Noch war es größtes Geheimnis, was der Kaiser beschlossen. Nur Tilly, welcher jetzt wieder in Prag weilte, hatte Einsicht in die Akten bekommen und daraus ersehen, daß auch Humprecht von Hracin unter den Verurteilten sei.

Sofort begab sich der Feldmarschall nach der Wohnung Libussas.

»Kind,« sagte er, »nun ist die Zeit gekommen, die dich nach Wien ruft, um beim Kaiser um Gnade für deinen Bräutigam zu bitten. Aber sorge, daß diesmal nicht gesäumt wird.«

»So ist Gefahr für sein Leben?« fragte Libussa erbleichend und mit stockendem Atem.
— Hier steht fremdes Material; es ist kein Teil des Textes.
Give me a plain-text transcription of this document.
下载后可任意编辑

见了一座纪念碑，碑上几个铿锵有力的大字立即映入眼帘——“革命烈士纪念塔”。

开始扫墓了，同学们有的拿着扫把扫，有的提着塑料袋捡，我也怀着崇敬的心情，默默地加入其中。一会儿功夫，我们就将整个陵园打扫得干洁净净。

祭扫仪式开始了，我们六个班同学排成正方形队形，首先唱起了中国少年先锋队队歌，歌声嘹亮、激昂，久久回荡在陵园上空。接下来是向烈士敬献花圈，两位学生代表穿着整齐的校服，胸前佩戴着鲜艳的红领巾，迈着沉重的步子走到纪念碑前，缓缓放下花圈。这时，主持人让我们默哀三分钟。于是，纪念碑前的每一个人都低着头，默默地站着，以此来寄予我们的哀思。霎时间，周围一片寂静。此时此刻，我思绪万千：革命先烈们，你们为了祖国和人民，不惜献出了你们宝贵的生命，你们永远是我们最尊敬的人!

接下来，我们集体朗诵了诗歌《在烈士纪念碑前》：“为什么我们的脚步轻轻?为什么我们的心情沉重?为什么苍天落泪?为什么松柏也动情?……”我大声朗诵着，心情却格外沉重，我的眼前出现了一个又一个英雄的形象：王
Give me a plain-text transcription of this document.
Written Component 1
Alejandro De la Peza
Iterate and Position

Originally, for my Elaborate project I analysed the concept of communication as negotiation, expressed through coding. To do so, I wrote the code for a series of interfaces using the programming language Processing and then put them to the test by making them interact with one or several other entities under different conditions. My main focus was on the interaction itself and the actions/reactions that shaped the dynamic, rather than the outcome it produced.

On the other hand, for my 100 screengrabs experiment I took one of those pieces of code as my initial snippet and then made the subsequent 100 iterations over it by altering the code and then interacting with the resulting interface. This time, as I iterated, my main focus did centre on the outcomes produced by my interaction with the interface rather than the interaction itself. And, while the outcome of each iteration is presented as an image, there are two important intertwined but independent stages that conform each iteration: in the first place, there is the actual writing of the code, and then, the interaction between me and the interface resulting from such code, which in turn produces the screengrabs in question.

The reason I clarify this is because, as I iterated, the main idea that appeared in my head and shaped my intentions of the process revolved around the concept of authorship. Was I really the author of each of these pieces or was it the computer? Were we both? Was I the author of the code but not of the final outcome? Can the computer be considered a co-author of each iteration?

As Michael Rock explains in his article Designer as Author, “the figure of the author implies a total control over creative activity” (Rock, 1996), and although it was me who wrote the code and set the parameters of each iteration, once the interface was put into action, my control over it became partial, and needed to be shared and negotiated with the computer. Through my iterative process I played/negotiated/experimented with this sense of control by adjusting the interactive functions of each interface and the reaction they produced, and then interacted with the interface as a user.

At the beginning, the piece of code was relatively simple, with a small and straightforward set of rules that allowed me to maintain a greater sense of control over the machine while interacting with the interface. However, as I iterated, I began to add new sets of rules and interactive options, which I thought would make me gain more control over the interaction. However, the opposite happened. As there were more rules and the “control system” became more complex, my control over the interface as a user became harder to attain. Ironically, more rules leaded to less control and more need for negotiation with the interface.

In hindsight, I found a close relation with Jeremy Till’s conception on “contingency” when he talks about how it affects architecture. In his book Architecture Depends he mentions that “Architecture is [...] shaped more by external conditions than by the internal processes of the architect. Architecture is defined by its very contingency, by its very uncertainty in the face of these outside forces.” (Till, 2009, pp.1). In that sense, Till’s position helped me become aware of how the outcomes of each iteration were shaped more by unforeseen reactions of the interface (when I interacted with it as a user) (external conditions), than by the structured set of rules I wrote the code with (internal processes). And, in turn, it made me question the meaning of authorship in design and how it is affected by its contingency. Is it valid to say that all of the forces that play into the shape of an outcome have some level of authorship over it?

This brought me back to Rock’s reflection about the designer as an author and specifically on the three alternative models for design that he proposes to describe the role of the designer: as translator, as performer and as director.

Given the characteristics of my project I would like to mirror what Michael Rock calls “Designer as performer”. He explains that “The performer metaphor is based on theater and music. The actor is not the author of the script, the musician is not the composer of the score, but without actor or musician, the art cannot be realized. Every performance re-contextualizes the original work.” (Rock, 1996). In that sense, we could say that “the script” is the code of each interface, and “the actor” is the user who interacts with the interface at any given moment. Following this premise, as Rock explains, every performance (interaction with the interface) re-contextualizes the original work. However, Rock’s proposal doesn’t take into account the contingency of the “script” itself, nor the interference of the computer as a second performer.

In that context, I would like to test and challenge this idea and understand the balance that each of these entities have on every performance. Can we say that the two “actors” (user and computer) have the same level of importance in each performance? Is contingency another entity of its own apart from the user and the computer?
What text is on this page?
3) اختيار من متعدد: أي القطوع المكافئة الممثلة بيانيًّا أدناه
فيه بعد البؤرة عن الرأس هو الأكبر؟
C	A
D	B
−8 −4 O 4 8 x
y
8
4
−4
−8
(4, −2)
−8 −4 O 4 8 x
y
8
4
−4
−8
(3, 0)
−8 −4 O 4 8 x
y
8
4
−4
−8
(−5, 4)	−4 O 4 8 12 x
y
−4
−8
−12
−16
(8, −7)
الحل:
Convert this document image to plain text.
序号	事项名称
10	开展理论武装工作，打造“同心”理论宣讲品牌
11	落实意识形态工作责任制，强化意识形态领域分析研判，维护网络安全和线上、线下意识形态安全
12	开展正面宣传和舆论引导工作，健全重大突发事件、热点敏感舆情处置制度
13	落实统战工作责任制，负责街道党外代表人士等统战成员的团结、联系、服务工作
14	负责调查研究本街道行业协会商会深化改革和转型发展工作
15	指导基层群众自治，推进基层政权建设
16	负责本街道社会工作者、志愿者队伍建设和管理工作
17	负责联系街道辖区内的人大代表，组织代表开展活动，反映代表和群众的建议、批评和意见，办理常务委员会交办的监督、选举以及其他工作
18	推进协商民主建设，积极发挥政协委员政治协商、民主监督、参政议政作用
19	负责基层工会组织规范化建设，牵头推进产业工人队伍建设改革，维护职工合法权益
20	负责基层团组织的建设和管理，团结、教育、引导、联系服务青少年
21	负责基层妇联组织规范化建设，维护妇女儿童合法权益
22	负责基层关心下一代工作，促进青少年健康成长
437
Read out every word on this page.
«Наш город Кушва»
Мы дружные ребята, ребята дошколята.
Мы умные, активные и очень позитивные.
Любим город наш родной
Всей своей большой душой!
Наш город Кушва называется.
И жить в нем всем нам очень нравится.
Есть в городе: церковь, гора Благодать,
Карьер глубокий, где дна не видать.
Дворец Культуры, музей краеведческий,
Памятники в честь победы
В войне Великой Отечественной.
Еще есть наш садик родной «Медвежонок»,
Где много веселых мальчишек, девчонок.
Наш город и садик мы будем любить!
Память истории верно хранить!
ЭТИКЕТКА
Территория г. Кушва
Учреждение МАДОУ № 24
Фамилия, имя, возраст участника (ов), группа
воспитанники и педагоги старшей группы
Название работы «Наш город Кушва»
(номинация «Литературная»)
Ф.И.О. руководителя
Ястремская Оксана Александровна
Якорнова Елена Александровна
»So ist es,« lautete die trostlose Antwort.

Libussa sank in die Knie und fing bitterlich zu weinen an.

Der Feldmarschall legte ihr die Hand aufs Haupt und sprach:

»Sei stark, Mädchen. Weine dir die Augen nicht rot. Ein schönes Auge hat schon manchen Blitzstrahl vom Haupte eines Schuldigen abgewendet. Geh erst zur Kaiserin und dann zum Kaiser. Hier gebe ich dir ein Schreiben mit, das deines Freundes Tapferkeit dem Kaiser rühmen soll und in welchem auch ich um Gnade für ihn bitte.«

Libussa rang in Verzweiflung die Hände. Wie sollte sie in so kurzer Zeit nach Wien kommen, das an dreißig Meilen entfernt war.

262 Aber auch hier schuf der alte Herr Rat. Er bot ihr einen von seinen eigenen Wagen und das nötige Geld an.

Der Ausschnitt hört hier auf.